Brazilian investors have flooded into stocks in recent
months as interest rates have slumped to all-time lows, making
fixed-income investments less attractive. Foreign investors have
accounted for 38% of the money in Brazilian IPOs this year,
compared with 57% two years ago and below the historic average
level of 60% since 2007.
"Local investors are moving to equities and fund managers are
having a hard time finding company shares to buy," said Pedro
Mesquita, a partner at XP bank.

When cash rebates provider Méliuz began planning an IPO last
month, for example, it could have opted for global players, also
including the likes of JPMorgan Chase, Morgan Stanley
and Goldman Sachs, which all have local offices.

Yet Méliuz's founders and venture-capital investors instead
tapped BTG Pactual, Bradesco, XP and Itau Unibanco as its
bookrunners.

Global banks are, however, still likely to be seen as the
safe go-tos for the biggest deals, and they will likely snag
some big mandates by the end of the year, industry experts say.

Multi-billion-dollar IPOs, such as those by insurance
company Caixa Seguridade SA, hospital chain Rede D'Or and
retailer Havan SA will be managed by international as well as
local banks, for instance.

"Local banks often have existing commercial relationships
with smaller companies as they grow into the scale required for
an IPO, but this does not mean that global banks will not lead
in terms of volumes by year-end," said Fabio Medeiros, managing
director at Morgan Stanley in Sao Paulo.

DEAL BOOM IN BRAZIL

IPOs in Brazil are on track for their biggest year since
2007. Thirteen companies have already made their debut and more
than 40 others have filed for offerings with the regulator.

So far, companies have raised $3.1 billion, up 113% from the
same period a year ago, in the 13 IPOs - outperforming global
IPOs, which are up 20%, according to Refinitiv data.

In India, by comparison, there have been 21 IPOs, but they
raised $1.7 billion, down 22.8% from a year earlier, while in
China 328 deals raised $52.4 billion, more than double versus a
year ago.

The four domestic banks leading Brazil's ratings accounted
for 54.3% of the country's $3.1 billion deal volumes.

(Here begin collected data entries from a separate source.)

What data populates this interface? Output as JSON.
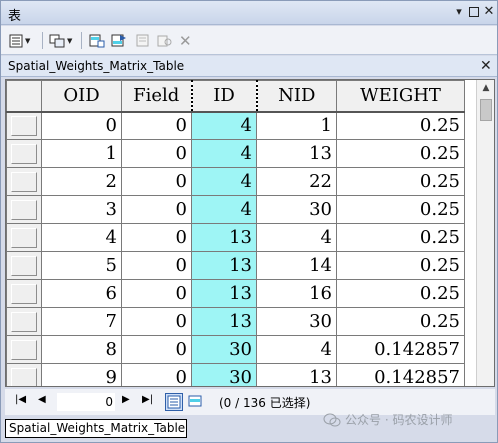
{
  "window": {
    "title": "表"
  },
  "toolbar": {
    "buttons": [
      {
        "icon": "table-options-icon"
      },
      {
        "icon": "related-tables-icon"
      },
      {
        "icon": "select-by-attributes-icon"
      },
      {
        "icon": "switch-selection-icon"
      },
      {
        "icon": "clear-selection-icon"
      },
      {
        "icon": "zoom-to-selected-icon"
      },
      {
        "icon": "delete-selected-icon"
      }
    ]
  },
  "tab": {
    "title": "Spatial_Weights_Matrix_Table"
  },
  "grid": {
    "columns": [
      "OID",
      "Field",
      "ID",
      "NID",
      "WEIGHT"
    ],
    "selected_column": "ID",
    "rows": [
      [
        "0",
        "0",
        "4",
        "1",
        "0.25"
      ],
      [
        "1",
        "0",
        "4",
        "13",
        "0.25"
      ],
      [
        "2",
        "0",
        "4",
        "22",
        "0.25"
      ],
      [
        "3",
        "0",
        "4",
        "30",
        "0.25"
      ],
      [
        "4",
        "0",
        "13",
        "4",
        "0.25"
      ],
      [
        "5",
        "0",
        "13",
        "14",
        "0.25"
      ],
      [
        "6",
        "0",
        "13",
        "16",
        "0.25"
      ],
      [
        "7",
        "0",
        "13",
        "30",
        "0.25"
      ],
      [
        "8",
        "0",
        "30",
        "4",
        "0.142857"
      ],
      [
        "9",
        "0",
        "30",
        "13",
        "0.142857"
      ]
    ]
  },
  "navigation": {
    "current_record": "0",
    "status": "(0 / 136 已选择)"
  },
  "watermark": "公众号 · 码农设计师",
  "bottom_tab": {
    "label": "Spatial_Weights_Matrix_Table"
  },
  "colors": {
    "selected_column_bg": "#9ef5f5",
    "window_frame": "#d6dbe9"
  }
}
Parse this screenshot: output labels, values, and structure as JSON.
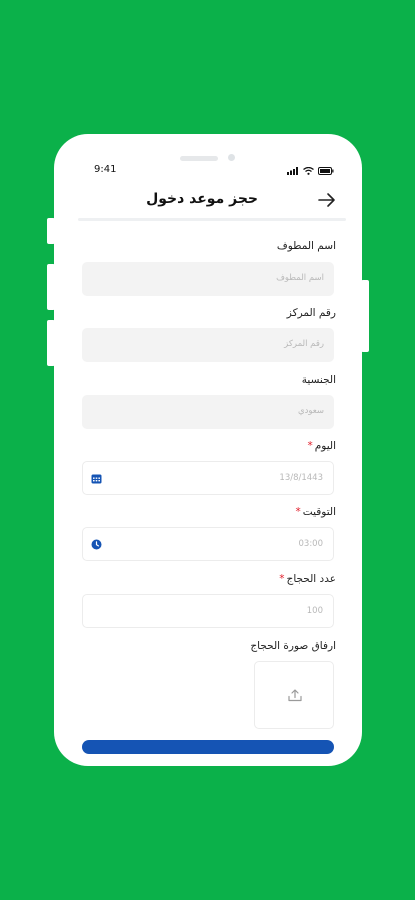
{
  "status_bar": {
    "time": "9:41"
  },
  "header": {
    "title": "حجز موعد دخول"
  },
  "form": {
    "employee_name": {
      "label": "اسم المطوف",
      "placeholder": "اسم المطوف"
    },
    "center_number": {
      "label": "رقم المركز",
      "placeholder": "رقم المركز"
    },
    "nationality": {
      "label": "الجنسية",
      "value": "سعودي"
    },
    "day": {
      "label": "اليوم",
      "required_mark": "*",
      "value": "13/8/1443"
    },
    "time": {
      "label": "التوقيت",
      "required_mark": "*",
      "value": "03:00"
    },
    "pilgrims_count": {
      "label": "عدد الحجاج",
      "required_mark": "*",
      "value": "100"
    },
    "attach_photo": {
      "label": "ارفاق صورة الحجاج"
    }
  },
  "colors": {
    "background": "#0bb14a",
    "primary_button": "#1554b4",
    "required": "#e11d2a",
    "calendar_icon": "#1554b4"
  },
  "icons": [
    "back-arrow-icon",
    "calendar-icon",
    "clock-icon",
    "upload-icon",
    "signal-icon",
    "wifi-icon",
    "battery-icon"
  ]
}
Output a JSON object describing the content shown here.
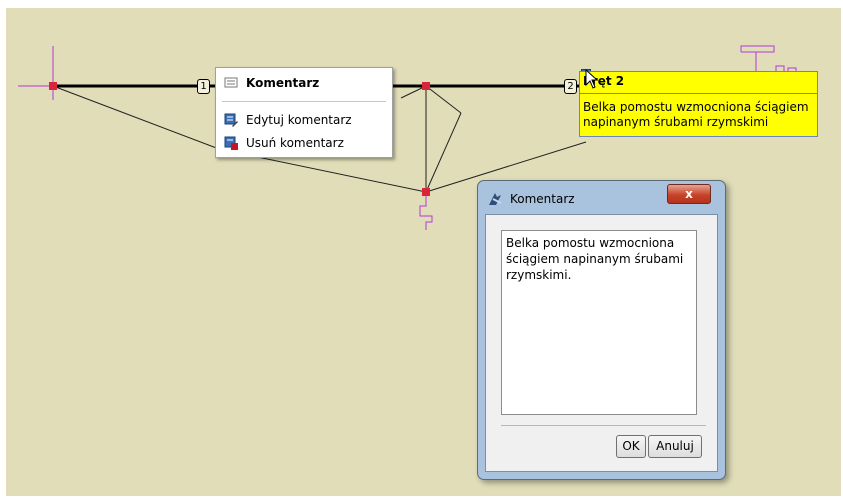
{
  "bars": [
    {
      "label": "1"
    },
    {
      "label": "2"
    }
  ],
  "context_menu": {
    "header": "Komentarz",
    "items": [
      {
        "label": "Edytuj komentarz",
        "icon": "edit-comment-icon"
      },
      {
        "label": "Usuń komentarz",
        "icon": "delete-comment-icon"
      }
    ]
  },
  "tooltip": {
    "title": "Pręt 2",
    "body": "Belka pomostu wzmocniona ściągiem napinanym śrubami rzymskimi"
  },
  "dialog": {
    "title": "Komentarz",
    "close_label": "x",
    "text": "Belka pomostu wzmocniona ściągiem napinanym śrubami rzymskimi.",
    "ok_label": "OK",
    "cancel_label": "Anuluj"
  },
  "colors": {
    "canvas_bg": "#e0ddb8",
    "node": "#d9253a",
    "support": "#b43cd9",
    "tooltip_bg": "#ffff00"
  }
}
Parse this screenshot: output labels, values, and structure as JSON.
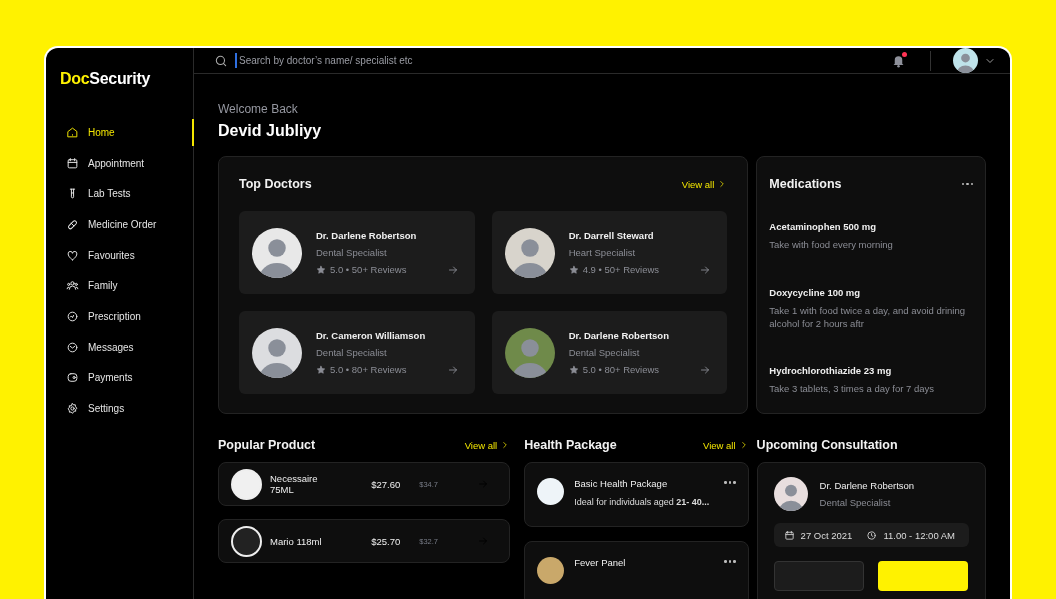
{
  "brand": {
    "part_1": "Doc",
    "part_2": "Security"
  },
  "sidebar": {
    "items": [
      {
        "label": "Home",
        "selected": true
      },
      {
        "label": "Appointment",
        "selected": false
      },
      {
        "label": "Lab Tests",
        "selected": false
      },
      {
        "label": "Medicine Order",
        "selected": false
      },
      {
        "label": "Favourites",
        "selected": false
      },
      {
        "label": "Family",
        "selected": false
      },
      {
        "label": "Prescription",
        "selected": false
      },
      {
        "label": "Messages",
        "selected": false
      },
      {
        "label": "Payments",
        "selected": false
      },
      {
        "label": "Settings",
        "selected": false
      }
    ]
  },
  "header": {
    "search": {
      "placeholder": "Search by doctor’s name/ specialist etc"
    },
    "notification_unread": true
  },
  "welcome": {
    "greeting": "Welcome Back",
    "name": "Devid Jubliyy"
  },
  "top_doctors": {
    "title": "Top Doctors",
    "view_all": "View all",
    "doctors": [
      {
        "name": "Dr. Darlene Robertson",
        "specialty": "Dental Specialist",
        "rating": "5.0 • 50+ Reviews"
      },
      {
        "name": "Dr. Darrell Steward",
        "specialty": "Heart Specialist",
        "rating": "4.9 • 50+ Reviews"
      },
      {
        "name": "Dr. Cameron Williamson",
        "specialty": "Dental Specialist",
        "rating": "5.0 • 80+ Reviews"
      },
      {
        "name": "Dr. Darlene Robertson",
        "specialty": "Dental Specialist",
        "rating": "5.0 • 80+ Reviews"
      }
    ]
  },
  "medications": {
    "title": "Medications",
    "items": [
      {
        "name": "Acetaminophen 500 mg",
        "instructions": "Take with food every morning"
      },
      {
        "name": "Doxycycline 100 mg",
        "instructions": "Take 1 with food twice a day, and avoid drining alcohol for 2 hours aftr"
      },
      {
        "name": "Hydrochlorothiazide 23 mg",
        "instructions": "Take 3 tablets, 3 times a day for 7 days"
      }
    ]
  },
  "popular_product": {
    "title": "Popular Product",
    "view_all": "View all",
    "products": [
      {
        "name": "Necessaire 75ML",
        "price": "$27.60",
        "old_price": "$34.7"
      },
      {
        "name": "Mario 118ml",
        "price": "$25.70",
        "old_price": "$32.7"
      }
    ]
  },
  "health_package": {
    "title": "Health Package",
    "view_all": "View all",
    "packages": [
      {
        "name": "Basic Health Package",
        "description": "Ideal for individuals aged **21- 40...**"
      },
      {
        "name": "Fever Panel"
      }
    ]
  },
  "upcoming_consultation": {
    "title": "Upcoming Consultation",
    "doctor": "Dr. Darlene Robertson",
    "specialty": "Dental Specialist",
    "date": "27 Oct 2021",
    "time": "11.00 - 12:00 AM"
  }
}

Many companies propelling the new IPO wave hail from beyond
the traditional Sao Paulo-Rio business corridor, where global
banks often lack offices and relationships.

"For a long time, the Brazilian stock exchange was all about
commodities and banks," said Alessandro Farkuh, head of
investment banking at Bradesco. "Now there are companies from
different industries, from pure e-commerce to more regional
retail businesses. Domestic banks know all these companies."

COMPETITION HEATS UP

When family-owned homebuilder Moura Dubeux hired five banks
for its IPO earlier this year, four were domestic.

Three of those were existing creditors. Credit Suisse
, the one global bank chosen, is the private banker for
the family that owns the company.

"I realized that the majority of my investors would be
Brazilians and I think local banks have reached a global
standard to manage share offerings," said Diego Villar, CEO of
Moura Dubeux, based in the northeastern state of Pernambuco.

Roderick Greenlees, head of investment banking at Itau
Unibanco, said domestic banks had been well-placed to see the
shifting IPO landscape.

"Brazilian banks realized there would be a growing demand
for capital markets services and hired more bankers in recent
years," he added.

Even so, with so many local and global banks pitching for
business in Brazil, it's an increasingly competitive market.
Average fees were 3.3% last year, compared with 4.4% in the
United States, according to data provider Dealogic.